In the chapter “Feeling Your Way Home About Practice, Rhythm, and Self-Control,” Kevin shares a story about attending Promise Keepers when he was 10 years old. They learned early on to distrust the body and its impulses and to learn self-control and discipline. They discovered a long list of prohibitions regarding sex, alcohol, swearing, pornography, smoking…as if these were the keys to the kingdom. Kevin reflects later in the book:
In Western culture, we learn that it is not the actions we do, but the refraining from certain actions that makes us holy. In this way, we become people who pray while thanking God that we are not like those sinners. It creates a narcissism that flaunts humility (p.177).
I wish this didn’t feel so true to my inherited faith. Growing up, we had many lines of purity drawn regarding appropriate and inappropriate behavior, creating a sense of fear and danger in our skin. What would happen if we focused more on the loveliness, the inherent worth of our bodies, rather than our sinful nature?Kevin, in the words of Mary Oliver: It reminds us to love what the soft animals in our bodies love.
Throughout this book, Kevin focuses on self-care practices. “If we want to heal the world, we must first heal ourselves” (p. 96).

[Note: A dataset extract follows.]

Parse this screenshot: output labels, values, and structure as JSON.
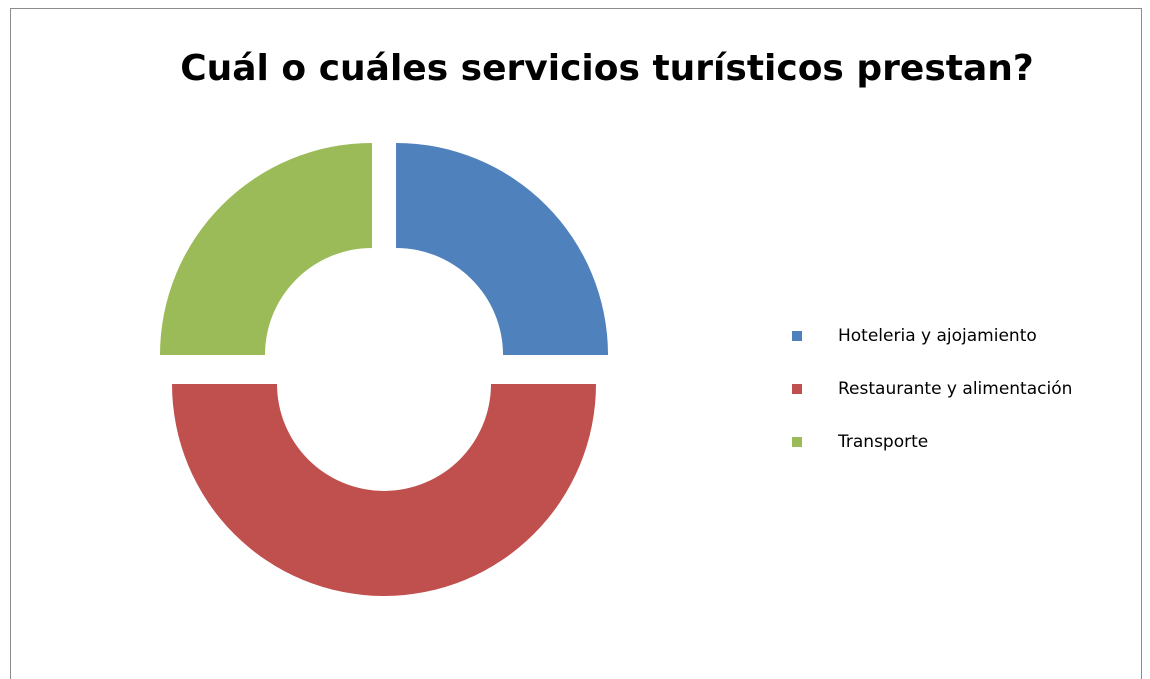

We see this same theme repeated frequently in the field of mental health and healing. Laura McCann says, “It’s not your fault, but it’s your responsibility.” It’s an attitude that is both life-giving and empowering. Kevin explains that part of this healing involves being “radically honest” about our needs. They are “delicious human beings” and make us “collaborators with the rest of creation” (p. 107). What a beautiful and inviting approach to healing ministry.
When I finished reading Kevin’s book, I wondered what the church would look like if we had more voices like them. I wonder if my son and his friends would have felt more connected and a sense of belonging to a faith community like the one Kevin envisions. And I wonder what healing would happen if we stopped to listen to the stories told by those we least understand. We may discover what makes us bloom.